The park will be open for day visits while fellow California park Death Valley remains closed.

Joshua Tree National Park will reopen on Tuesday after temporarily closing to weather Tropical Storm Hilary.

The national park will reopen for daytime use with all visitor centers and paved roads ready to welcome travelers, according to the National Park Service. Dirt roads and campgrounds remain closed.

“This past weekend, Joshua Tree National Park experienced heavy rains and flooding from Tropical Storm Hilary. Park staff began assessing the park early Monday morning,” the NPS wrote in a statement. “Road crews found large amounts of sand and debris on roadways and have begun clearing the roads.”

The tropical storm slammed California over the weekend, dumping intense amounts of rain and halting travel up and down the West Coast.

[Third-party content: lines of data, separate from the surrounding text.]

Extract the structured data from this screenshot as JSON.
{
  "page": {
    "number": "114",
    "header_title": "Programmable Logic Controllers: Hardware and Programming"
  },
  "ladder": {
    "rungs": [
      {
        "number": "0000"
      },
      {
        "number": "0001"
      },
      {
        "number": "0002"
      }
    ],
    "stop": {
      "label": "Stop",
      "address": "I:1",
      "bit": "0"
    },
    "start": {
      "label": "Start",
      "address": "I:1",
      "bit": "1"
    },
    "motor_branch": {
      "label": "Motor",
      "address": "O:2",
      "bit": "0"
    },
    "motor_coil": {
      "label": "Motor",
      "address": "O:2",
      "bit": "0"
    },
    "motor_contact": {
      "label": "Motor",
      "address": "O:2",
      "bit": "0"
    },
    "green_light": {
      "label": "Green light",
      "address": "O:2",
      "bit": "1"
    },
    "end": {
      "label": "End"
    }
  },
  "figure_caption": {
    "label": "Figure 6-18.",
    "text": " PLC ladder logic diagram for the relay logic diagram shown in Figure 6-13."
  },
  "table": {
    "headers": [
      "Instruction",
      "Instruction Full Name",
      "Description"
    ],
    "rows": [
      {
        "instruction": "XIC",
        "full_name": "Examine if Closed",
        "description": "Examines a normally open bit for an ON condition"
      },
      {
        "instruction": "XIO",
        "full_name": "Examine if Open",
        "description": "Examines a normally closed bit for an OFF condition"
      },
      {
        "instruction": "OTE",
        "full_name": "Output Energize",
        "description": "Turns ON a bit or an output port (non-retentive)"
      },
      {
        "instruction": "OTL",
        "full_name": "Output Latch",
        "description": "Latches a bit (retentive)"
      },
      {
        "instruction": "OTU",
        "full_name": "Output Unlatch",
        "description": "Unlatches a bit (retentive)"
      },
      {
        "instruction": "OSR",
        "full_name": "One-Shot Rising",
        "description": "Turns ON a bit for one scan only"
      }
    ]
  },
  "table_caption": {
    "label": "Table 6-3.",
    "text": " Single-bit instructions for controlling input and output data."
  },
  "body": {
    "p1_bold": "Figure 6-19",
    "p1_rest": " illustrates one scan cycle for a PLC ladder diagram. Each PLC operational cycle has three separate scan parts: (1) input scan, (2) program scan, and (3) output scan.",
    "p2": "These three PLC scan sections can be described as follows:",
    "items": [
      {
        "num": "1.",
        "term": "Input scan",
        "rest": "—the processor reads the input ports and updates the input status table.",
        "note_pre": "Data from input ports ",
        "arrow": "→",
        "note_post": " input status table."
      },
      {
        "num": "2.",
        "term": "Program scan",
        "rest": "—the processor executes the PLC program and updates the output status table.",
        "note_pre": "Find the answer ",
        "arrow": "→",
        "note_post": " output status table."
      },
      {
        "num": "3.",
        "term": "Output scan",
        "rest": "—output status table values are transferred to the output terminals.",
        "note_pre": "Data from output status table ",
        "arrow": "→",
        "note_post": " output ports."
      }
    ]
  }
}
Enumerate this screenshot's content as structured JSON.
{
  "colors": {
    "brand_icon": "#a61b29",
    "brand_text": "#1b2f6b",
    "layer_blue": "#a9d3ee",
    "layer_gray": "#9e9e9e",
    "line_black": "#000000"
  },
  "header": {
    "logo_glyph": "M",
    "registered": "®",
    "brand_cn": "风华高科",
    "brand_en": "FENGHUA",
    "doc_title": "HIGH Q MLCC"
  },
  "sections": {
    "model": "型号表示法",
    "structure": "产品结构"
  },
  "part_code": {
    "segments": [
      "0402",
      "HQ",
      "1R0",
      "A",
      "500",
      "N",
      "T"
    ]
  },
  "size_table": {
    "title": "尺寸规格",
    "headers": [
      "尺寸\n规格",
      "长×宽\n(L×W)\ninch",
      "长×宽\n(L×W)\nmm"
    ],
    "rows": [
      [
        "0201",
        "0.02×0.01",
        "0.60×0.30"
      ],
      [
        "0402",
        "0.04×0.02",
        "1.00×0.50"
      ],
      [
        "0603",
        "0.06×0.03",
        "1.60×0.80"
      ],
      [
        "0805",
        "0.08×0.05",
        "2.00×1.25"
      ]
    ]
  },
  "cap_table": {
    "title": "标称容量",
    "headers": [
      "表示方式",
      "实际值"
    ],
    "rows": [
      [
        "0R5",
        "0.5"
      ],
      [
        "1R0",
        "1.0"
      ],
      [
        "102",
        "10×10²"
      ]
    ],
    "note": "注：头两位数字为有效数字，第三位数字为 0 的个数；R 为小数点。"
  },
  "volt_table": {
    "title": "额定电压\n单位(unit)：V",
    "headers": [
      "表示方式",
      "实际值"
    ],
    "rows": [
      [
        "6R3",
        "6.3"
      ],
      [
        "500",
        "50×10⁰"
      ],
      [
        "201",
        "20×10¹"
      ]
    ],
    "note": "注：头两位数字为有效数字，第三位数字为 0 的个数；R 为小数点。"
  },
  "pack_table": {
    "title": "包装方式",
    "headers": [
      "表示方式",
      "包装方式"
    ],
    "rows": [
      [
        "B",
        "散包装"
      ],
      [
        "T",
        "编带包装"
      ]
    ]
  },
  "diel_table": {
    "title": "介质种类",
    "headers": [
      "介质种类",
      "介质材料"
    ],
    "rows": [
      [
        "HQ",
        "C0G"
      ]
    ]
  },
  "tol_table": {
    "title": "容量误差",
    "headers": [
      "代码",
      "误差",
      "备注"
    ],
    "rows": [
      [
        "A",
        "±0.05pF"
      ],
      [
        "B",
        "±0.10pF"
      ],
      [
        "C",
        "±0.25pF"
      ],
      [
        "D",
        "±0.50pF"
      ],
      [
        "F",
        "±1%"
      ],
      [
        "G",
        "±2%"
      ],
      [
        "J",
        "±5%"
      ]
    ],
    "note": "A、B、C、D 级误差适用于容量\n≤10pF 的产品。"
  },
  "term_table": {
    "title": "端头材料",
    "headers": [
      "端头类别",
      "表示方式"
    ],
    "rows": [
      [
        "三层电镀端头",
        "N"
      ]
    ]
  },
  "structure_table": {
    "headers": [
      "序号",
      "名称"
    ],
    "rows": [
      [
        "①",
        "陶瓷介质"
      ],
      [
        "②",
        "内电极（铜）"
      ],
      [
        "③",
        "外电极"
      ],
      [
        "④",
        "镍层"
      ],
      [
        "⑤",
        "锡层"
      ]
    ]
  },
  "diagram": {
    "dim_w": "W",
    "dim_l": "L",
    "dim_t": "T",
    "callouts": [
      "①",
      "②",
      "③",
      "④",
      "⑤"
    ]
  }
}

While Joshua Tree planned to reopen, Death Valley National Park would remain closed. The park — one of the hottest places on earth — received a year's worth of rain in one day, the NPS noted. In all, a National Weather Service rain gauge at Furnace Creek recorded 2.2 inches of rain, which amounts to the park’s entire average annual rainfall and beats the previous single day record of 1.7 inches set on Aug. 5, 2022.

It was not clear when the park would reopen.

“An estimated 400 residents, travelers, and employees are sheltering in place at Furnace Creek, Stovepipe Wells, and Panamint Springs until area roads are safely passable,” the NPS wrote in a statement. “The unprecedented rain came in two bursts, with about an inch of rain Sunday morning and another inch of rain Sunday night.”

As of Tuesday, electricity and cell service had been restored in the park, but landline phones were still down and damaged roads and infrastructure posed a challenge.

This isn’t the first time a national park closed due to extreme weather. In July, the Giant Forest in California’s Sequoia National Park had a delayed reopening after clearing snow and making road repairs to recover from a historic winter. And Yosemite National Park temporarily closed over the spring to recover from up to 15 feet of snow.

Last year, Yellowstone National Park was also forced to temporarily shut following a devastating flood, which saw several collapsed roads. The majority of the park reopened weeks later.